Tehran’s role in the Taliban operations in western Afghanistan, however, appears to have divided the movement’s leadership. Abdul Qayum Zakir, the former top Taliban military commander, was one of the first Taliban leaders to have visited Iran to establish a covert relationship with Tehran (Jamestown, June 2015). But in a recent pamphlet attributed to him, he criticized the Farah offensive, declaring it to be an independent initiative of Mullah Manan Liwanai, the Taliban commander in neighboring Helmand province, and one that had not been approved by the movement’s leadership.

“The recent clashes, which happened in Farah, have caused huge casualties on the mujahideen [Taliban], and this willful action was carried out by the Taliban’s governor for Helmand, Mullah Manan Liwani,” the pamphlet said (Arman-e Milli, translated by BBC Monitoring, May 27).

Outlook

Kabul sees Tehran’s influence behind the recent clashes in Afghanistan’s Farah province, with Iran working the Taliban to its advantage to secure control of local resources, particularly water.

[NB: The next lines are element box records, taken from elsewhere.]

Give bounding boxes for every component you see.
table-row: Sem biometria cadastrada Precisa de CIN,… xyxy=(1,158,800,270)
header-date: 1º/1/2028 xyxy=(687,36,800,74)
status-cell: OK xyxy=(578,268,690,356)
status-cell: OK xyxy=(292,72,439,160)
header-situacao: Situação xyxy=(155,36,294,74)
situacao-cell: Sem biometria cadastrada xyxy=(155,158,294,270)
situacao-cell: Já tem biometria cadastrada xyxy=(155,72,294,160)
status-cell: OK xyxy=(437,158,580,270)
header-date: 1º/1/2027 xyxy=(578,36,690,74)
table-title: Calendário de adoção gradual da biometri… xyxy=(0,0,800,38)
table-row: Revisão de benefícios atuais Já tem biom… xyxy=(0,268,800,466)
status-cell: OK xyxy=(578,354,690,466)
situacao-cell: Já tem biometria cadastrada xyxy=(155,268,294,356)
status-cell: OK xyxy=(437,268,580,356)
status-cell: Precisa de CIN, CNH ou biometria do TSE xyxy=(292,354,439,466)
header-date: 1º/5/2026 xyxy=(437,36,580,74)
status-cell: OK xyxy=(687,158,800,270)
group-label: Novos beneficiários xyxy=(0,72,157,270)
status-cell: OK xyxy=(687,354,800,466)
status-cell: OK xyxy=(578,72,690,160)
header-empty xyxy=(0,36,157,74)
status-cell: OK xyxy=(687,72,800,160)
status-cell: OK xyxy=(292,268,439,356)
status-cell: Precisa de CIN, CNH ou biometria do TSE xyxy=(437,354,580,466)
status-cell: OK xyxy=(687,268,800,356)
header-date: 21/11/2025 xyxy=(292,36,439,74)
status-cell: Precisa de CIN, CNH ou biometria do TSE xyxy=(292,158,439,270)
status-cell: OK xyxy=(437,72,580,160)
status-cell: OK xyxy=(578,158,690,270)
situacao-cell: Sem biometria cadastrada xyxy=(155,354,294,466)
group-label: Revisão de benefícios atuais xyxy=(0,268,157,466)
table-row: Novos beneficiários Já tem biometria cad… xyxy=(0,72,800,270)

It is likely that the U.S. withdrawal from the Iran nuclear deal in May has given Tehran an added incentive to support the Taliban in Afghanistan, in the hope of putting further pressure on Washington.

Going forward, Tehran’s Shia clerical regime and Afghanistan’s Sunni Taliban insurgents are unlikely to strike a long-term viable strategic alliance, but covert cooperation between the two is expected to play a role in fomenting insecurity in western and southern Afghanistan, while posing a continued threat to the U.S. and NATO military presence in the country.